Benjamin Ellicott
Benjamin Ellicott was a surveyor, a county judge and a member of the United States House of Representatives from the State of New York.
Born in Bucks County, Pennsylvania in 1765, Benjamin Ellicott accompanied his brothers Andrew and Joseph Ellicott in 1789 to the British Province of Upper Canada in a survey to determine the western boundary of the State of New York. During 1791, 1792 and 1793, he assisted his brothers in the survey and mapping of the future City of Washington and in the survey of the original boundaries of the District of Columbia. During November–December 1792, he led a survey that helped settle a boundary dispute within the present Ontario County in western New York state. From 1794-1797, he was employed as a surveyor and draftsman for the Holland Land Company, assisting his brother Joseph in surveys of the company's lands in western Pennsylvania. In 1798, he was in charge of the company's surveys in western New York. In 1803, he became one of the first judges of the Court of Common Pleas of Genesee County, New York in Batavia.
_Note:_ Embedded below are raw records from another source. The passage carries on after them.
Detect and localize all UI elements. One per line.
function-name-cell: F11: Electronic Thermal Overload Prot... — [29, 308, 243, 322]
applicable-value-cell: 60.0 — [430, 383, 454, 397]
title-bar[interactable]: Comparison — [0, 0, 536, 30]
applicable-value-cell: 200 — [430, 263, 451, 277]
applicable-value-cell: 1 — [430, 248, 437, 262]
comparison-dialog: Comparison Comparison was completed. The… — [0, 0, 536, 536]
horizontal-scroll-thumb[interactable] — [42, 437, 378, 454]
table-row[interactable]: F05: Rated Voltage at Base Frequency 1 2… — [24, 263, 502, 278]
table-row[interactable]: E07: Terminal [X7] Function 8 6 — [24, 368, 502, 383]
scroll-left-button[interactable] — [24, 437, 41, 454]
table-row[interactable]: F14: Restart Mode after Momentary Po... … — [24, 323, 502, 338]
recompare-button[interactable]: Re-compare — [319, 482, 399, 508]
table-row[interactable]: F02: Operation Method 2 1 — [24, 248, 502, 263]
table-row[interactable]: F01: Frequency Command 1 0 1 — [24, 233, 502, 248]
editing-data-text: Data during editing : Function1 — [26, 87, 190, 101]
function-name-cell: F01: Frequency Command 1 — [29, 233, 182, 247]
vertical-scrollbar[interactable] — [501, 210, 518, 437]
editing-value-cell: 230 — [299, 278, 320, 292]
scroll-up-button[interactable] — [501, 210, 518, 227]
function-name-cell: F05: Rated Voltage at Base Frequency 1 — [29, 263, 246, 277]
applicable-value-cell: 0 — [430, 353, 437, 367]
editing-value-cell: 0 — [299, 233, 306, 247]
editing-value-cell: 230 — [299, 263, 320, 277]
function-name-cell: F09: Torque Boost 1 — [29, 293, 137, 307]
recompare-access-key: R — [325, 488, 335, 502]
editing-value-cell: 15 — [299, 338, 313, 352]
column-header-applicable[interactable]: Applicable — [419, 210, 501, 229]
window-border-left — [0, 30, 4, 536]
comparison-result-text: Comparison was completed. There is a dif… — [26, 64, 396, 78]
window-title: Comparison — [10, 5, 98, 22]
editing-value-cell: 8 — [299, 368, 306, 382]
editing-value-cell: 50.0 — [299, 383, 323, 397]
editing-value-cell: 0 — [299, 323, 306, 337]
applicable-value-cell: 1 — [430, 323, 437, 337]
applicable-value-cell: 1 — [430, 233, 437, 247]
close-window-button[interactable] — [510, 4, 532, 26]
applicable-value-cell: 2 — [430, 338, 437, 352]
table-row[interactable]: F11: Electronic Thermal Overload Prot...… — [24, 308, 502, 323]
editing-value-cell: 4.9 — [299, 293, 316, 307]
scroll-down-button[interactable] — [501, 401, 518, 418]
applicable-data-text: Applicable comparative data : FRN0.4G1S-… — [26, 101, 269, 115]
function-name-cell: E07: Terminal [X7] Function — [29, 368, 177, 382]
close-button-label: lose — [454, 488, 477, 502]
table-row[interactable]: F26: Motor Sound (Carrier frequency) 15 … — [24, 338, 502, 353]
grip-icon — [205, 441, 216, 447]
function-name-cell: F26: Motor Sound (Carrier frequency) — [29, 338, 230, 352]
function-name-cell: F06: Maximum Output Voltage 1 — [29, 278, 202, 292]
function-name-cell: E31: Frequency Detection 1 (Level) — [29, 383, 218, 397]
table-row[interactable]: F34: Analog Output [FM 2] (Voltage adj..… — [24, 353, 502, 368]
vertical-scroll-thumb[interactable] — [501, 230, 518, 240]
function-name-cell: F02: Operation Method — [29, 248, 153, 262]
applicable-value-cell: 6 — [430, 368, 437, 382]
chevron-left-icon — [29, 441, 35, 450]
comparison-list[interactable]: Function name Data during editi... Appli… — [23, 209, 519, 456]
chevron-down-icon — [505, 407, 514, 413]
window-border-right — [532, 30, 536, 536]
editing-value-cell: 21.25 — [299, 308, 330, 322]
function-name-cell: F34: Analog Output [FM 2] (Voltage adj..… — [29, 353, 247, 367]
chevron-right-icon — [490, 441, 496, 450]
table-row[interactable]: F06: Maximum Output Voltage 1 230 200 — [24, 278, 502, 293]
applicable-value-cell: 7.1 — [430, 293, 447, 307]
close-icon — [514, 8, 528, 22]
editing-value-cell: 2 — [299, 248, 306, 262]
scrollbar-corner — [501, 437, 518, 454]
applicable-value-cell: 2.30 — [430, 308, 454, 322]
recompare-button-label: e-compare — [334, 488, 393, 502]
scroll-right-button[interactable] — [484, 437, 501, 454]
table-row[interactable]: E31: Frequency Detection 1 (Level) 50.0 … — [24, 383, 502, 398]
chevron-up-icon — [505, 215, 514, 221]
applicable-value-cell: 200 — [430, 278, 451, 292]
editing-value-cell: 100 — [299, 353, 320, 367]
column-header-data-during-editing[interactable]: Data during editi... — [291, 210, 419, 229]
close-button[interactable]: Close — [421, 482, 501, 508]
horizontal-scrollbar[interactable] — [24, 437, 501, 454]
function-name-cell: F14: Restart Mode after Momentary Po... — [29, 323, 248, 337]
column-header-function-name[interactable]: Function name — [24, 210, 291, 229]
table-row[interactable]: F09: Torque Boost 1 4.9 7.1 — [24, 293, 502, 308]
Ellicott was elected as a Democratic-Republican representative from New York to the Fifteenth Congress. He was an unsuccessful candidate for election in 1820 to the Seventeenth Congress. He then retired from active life and in 1826 moved to Williamsville, New York, where he died December 10, 1827. He was interred in the graveyard at Williamsville. He was reinterred in Batavia Cemetery, Batavia, New York, in 1849.